We cover one of David’s favorite topics while answering three questions from the mailbag today. From Roth conversions, investment choices, and pension decisions, we’ve got you covered when it comes to retirement planning.
(Click the featured times below to jump forward in the episode)
Is there a bad time to do a Roth conversion? Or is always a good time to do a Roth conversion? On this episode of Cover Your Asset KC, David answers three questions from the mailbag.
Everett is wondering if it’s a bad idea to do a Roth conversion if he has a high income. What’s the determining factor on whether or not to do a Roth conversion? Consider your tax bracket, this year and your expected bracket in the future. When’s the sweet spot to do a Roth conversion? Where do you think taxes will be in the future?
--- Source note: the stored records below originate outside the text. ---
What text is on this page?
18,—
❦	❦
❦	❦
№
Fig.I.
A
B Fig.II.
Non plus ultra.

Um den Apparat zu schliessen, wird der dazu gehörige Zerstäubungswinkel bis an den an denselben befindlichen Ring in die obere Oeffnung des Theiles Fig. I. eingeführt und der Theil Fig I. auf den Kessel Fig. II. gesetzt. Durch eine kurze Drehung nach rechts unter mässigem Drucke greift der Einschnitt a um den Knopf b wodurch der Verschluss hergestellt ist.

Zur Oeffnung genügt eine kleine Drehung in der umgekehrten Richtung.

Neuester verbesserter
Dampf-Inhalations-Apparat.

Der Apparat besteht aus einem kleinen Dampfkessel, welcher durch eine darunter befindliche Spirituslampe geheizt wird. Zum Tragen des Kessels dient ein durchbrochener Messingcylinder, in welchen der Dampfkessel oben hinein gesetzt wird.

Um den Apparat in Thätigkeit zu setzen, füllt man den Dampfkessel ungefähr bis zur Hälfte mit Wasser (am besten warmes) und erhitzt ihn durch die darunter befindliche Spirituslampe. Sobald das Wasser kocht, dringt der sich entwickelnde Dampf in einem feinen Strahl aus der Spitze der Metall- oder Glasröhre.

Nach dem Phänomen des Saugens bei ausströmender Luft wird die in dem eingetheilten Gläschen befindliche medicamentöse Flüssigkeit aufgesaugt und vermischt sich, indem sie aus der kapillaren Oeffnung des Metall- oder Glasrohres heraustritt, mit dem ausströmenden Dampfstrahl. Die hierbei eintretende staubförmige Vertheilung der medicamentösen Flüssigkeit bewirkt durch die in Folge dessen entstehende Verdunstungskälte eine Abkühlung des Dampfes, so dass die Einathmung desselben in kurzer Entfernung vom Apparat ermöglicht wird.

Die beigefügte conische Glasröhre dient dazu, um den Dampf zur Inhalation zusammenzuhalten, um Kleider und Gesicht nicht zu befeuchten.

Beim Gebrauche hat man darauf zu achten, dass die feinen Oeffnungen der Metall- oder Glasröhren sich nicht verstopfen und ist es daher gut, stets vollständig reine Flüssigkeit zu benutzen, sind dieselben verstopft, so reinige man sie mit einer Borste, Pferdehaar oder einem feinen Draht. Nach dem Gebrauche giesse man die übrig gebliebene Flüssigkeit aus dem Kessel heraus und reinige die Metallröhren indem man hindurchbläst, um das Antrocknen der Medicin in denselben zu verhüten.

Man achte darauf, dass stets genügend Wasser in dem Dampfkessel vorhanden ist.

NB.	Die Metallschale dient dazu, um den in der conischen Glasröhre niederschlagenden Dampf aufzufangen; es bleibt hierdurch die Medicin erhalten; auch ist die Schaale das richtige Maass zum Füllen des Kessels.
Lisa wants to know what David thinks about investments, such as annuities or hedge funds, that require you to lock your money up for a certain period of time. Different investments can work together to build the retirement portfolio for you. So instead of saying certain investments are bad or good, consider whether it fits for you within your overall plan. Are you getting the right amount of diversification?
Bill is retiring next year with a pension from his company. Should he take the monthly income or lump-sum payment? How does he decide? David shares what some of his clients have decided. Do you understand all of the pros and cons of each choice? Which one will serve you and your family best in retirement?
If you have a question for David be sure to reach out! Listen to the entire episode or click on the timestamps below to skip to a particular question.
[0:58] – Happy Thanksgiving!
[2:31] – Mailbag: Is it a bad idea to do a Roth conversion on a high income?
[7:50] – What would be considered “high income”?
[9:36] – Mailbag: What do you think about investments that require you to keep your money locked in?
[13:13] – Mailbag: Should you take a monthly income or lump-sum for your pension?
“There are opportunities for you, especially if you are an early retiree (hopefully before 2026) to do some Roth conversions–probably a series of them over years–that can make a lot of sense for you and your family from a tax standpoint.”